At risk of embarrassing my self statistically, what exactly happens when you do this?

I.e., if you're controlling for country, that means you're bucketing by country, and looking at each subset, right? So if country is represented by a non-discrete value... what exactly happens?

discuss

order

Fomite|6 years ago

So let's pretend there's three types of trees we want to study: Oak, Maple and Aspen, which we code as 0, 1, and 2 for reasons (there are some good reasons to do this).

Statistically, if you treat them as a continuous variable, the estimates you get will act like there's an ordering there, and give you the effect of a one unit increase in tree. So it will tell you the effect of Oak vs. Maple and Maple vs. Aspen, assuming those are proportional and that Oak vs. Aspen will be twice that.

This is...nonsense, for most categorical variables. They don't have a nice, ordinal stepping like that.

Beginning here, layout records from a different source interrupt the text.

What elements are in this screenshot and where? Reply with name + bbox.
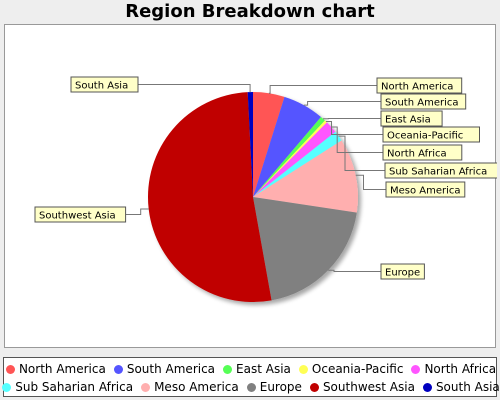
legend-swatch xyxy=(310,383,319,392)
leader-line xyxy=(138,85,250,93)
legend-swatch xyxy=(223,365,232,374)
slice-label: North America xyxy=(381,82,453,93)
leader-line xyxy=(126,209,149,215)
legend-label: Oceania-Pacific xyxy=(312,362,404,376)
chart-title: Region Breakdown chart xyxy=(0,1,500,22)
plot-area: North America South America East Asia Ocean… xyxy=(4,24,496,348)
slice-label: Oceania-Pacific xyxy=(387,131,463,142)
slice-label: Europe xyxy=(385,268,420,279)
slice-label: South America xyxy=(385,98,459,109)
legend-label: North America xyxy=(19,362,106,376)
legend-label: North Africa xyxy=(424,362,496,376)
legend-item: Meso America xyxy=(141,380,239,394)
legend-label: Southwest Asia xyxy=(323,380,415,394)
leader-line xyxy=(304,102,381,106)
legend-swatch xyxy=(2,383,11,392)
slice-label: South Asia xyxy=(75,81,128,92)
leader-line xyxy=(328,270,381,271)
legend-swatch xyxy=(6,365,15,374)
legend-label: Sub Saharian Africa xyxy=(15,380,133,394)
legend-label: South Asia xyxy=(436,380,500,394)
slice-label: Southwest Asia xyxy=(39,211,116,222)
slice-label: Meso America xyxy=(390,186,461,197)
legend-item: South Asia xyxy=(423,380,500,394)
legend-item: East Asia xyxy=(223,362,291,376)
legend-item: North Africa xyxy=(411,362,496,376)
leader-line xyxy=(269,86,377,94)
legend-swatch xyxy=(247,383,256,392)
slice-label: East Asia xyxy=(385,115,431,126)
legend-swatch xyxy=(114,365,123,374)
legend-swatch xyxy=(411,365,420,374)
slice-label: Sub Saharian Africa xyxy=(389,167,487,178)
legend-item: Sub Saharian Africa xyxy=(2,380,133,394)
legend-item: North America xyxy=(6,362,106,376)
legend-label: East Asia xyxy=(236,362,291,376)
legend-swatch xyxy=(299,365,308,374)
leader-line xyxy=(339,136,386,170)
legend-label: Europe xyxy=(260,380,302,394)
legend-item: South America xyxy=(114,362,215,376)
legend-label: South America xyxy=(127,362,215,376)
slice-label: North Africa xyxy=(387,149,447,160)
legend-swatch xyxy=(141,383,150,392)
legend-item: Southwest Asia xyxy=(310,380,415,394)
legend: North America South America East Asia Ocean… xyxy=(3,357,497,397)
legend-label: Meso America xyxy=(154,380,239,394)
pie-chart: North America South America East Asia Ocean… xyxy=(5,25,497,349)
legend-swatch xyxy=(423,383,432,392)
legend-item: Europe xyxy=(247,380,302,394)
leader-line xyxy=(356,175,386,189)
legend-item: Oceania-Pacific xyxy=(299,362,404,376)
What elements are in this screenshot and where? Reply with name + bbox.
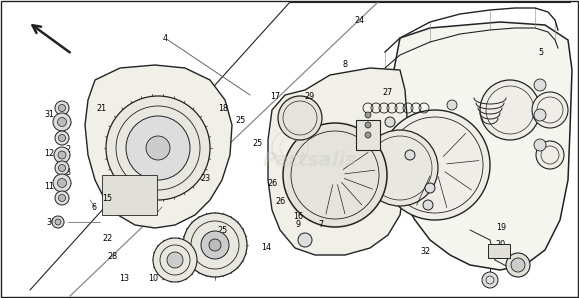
- Circle shape: [55, 161, 69, 175]
- Circle shape: [423, 200, 433, 210]
- Text: 26: 26: [276, 197, 286, 206]
- Text: 10: 10: [148, 274, 159, 283]
- Polygon shape: [268, 68, 408, 255]
- Text: 16: 16: [293, 212, 303, 221]
- Text: 25: 25: [235, 116, 245, 125]
- Circle shape: [201, 231, 229, 259]
- Circle shape: [55, 101, 69, 115]
- Text: 25: 25: [252, 139, 263, 148]
- Circle shape: [58, 151, 66, 159]
- Circle shape: [57, 117, 67, 126]
- Circle shape: [534, 109, 546, 121]
- Circle shape: [532, 92, 568, 128]
- Text: 12: 12: [44, 149, 54, 158]
- Circle shape: [405, 150, 415, 160]
- Text: 21: 21: [96, 104, 107, 113]
- Text: 6: 6: [91, 203, 96, 212]
- Circle shape: [55, 191, 69, 205]
- Circle shape: [52, 216, 64, 228]
- Circle shape: [153, 238, 197, 282]
- Text: 17: 17: [270, 92, 280, 101]
- Circle shape: [167, 252, 183, 268]
- Circle shape: [534, 79, 546, 91]
- Text: 28: 28: [108, 252, 118, 261]
- Circle shape: [425, 183, 435, 193]
- Text: Partsalis: Partsalis: [263, 150, 357, 170]
- Text: 11: 11: [44, 182, 54, 191]
- Text: 7: 7: [319, 221, 324, 229]
- Text: 29: 29: [305, 92, 315, 101]
- Circle shape: [278, 96, 322, 140]
- Text: 26: 26: [267, 179, 277, 188]
- Circle shape: [58, 105, 65, 111]
- Circle shape: [58, 195, 65, 201]
- Circle shape: [506, 253, 530, 277]
- Circle shape: [511, 258, 525, 272]
- Text: 20: 20: [496, 240, 506, 249]
- Circle shape: [534, 139, 546, 151]
- Text: 31: 31: [44, 110, 54, 119]
- Text: 13: 13: [119, 274, 130, 283]
- Circle shape: [54, 147, 70, 163]
- Text: 9: 9: [296, 221, 301, 229]
- Circle shape: [53, 174, 71, 192]
- Text: 5: 5: [539, 48, 544, 57]
- Circle shape: [480, 80, 540, 140]
- Circle shape: [183, 213, 247, 277]
- Text: 3: 3: [66, 168, 71, 177]
- Text: 1: 1: [66, 118, 71, 127]
- Circle shape: [55, 219, 61, 225]
- Circle shape: [209, 239, 221, 251]
- Text: 22: 22: [102, 234, 112, 243]
- Circle shape: [55, 131, 69, 145]
- Text: 14: 14: [261, 243, 272, 252]
- Circle shape: [53, 113, 71, 131]
- Circle shape: [106, 96, 210, 200]
- Text: 30: 30: [46, 218, 56, 226]
- Circle shape: [365, 132, 371, 138]
- Text: 23: 23: [200, 174, 211, 183]
- Text: 18: 18: [218, 104, 228, 113]
- Bar: [102, 175, 157, 215]
- Text: 25: 25: [218, 226, 228, 235]
- Text: 19: 19: [496, 224, 506, 232]
- Text: 24: 24: [354, 16, 364, 25]
- Circle shape: [447, 100, 457, 110]
- Circle shape: [58, 134, 65, 142]
- Circle shape: [126, 116, 190, 180]
- Circle shape: [57, 179, 67, 187]
- Polygon shape: [85, 65, 232, 228]
- Text: 4: 4: [163, 34, 167, 43]
- Bar: [356, 120, 380, 150]
- Circle shape: [536, 141, 564, 169]
- Circle shape: [362, 130, 438, 206]
- Circle shape: [146, 136, 170, 160]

kachnuv_ocasek|6 years ago

In short, ANOVA is usually what you want to do: https://en.wikipedia.org/wiki/One-way_analysis_of_variance

In practice, if you have n countries, you'll add n-1 binary variables to your regression equation. The first country is the reference level (all zeros), for the second country set the first new variable to one, the rest to zero, etc.

_0ffh|6 years ago

So one-hot encoding, plus one "none-hot" base case. Why not just one-hot for all? To save one input?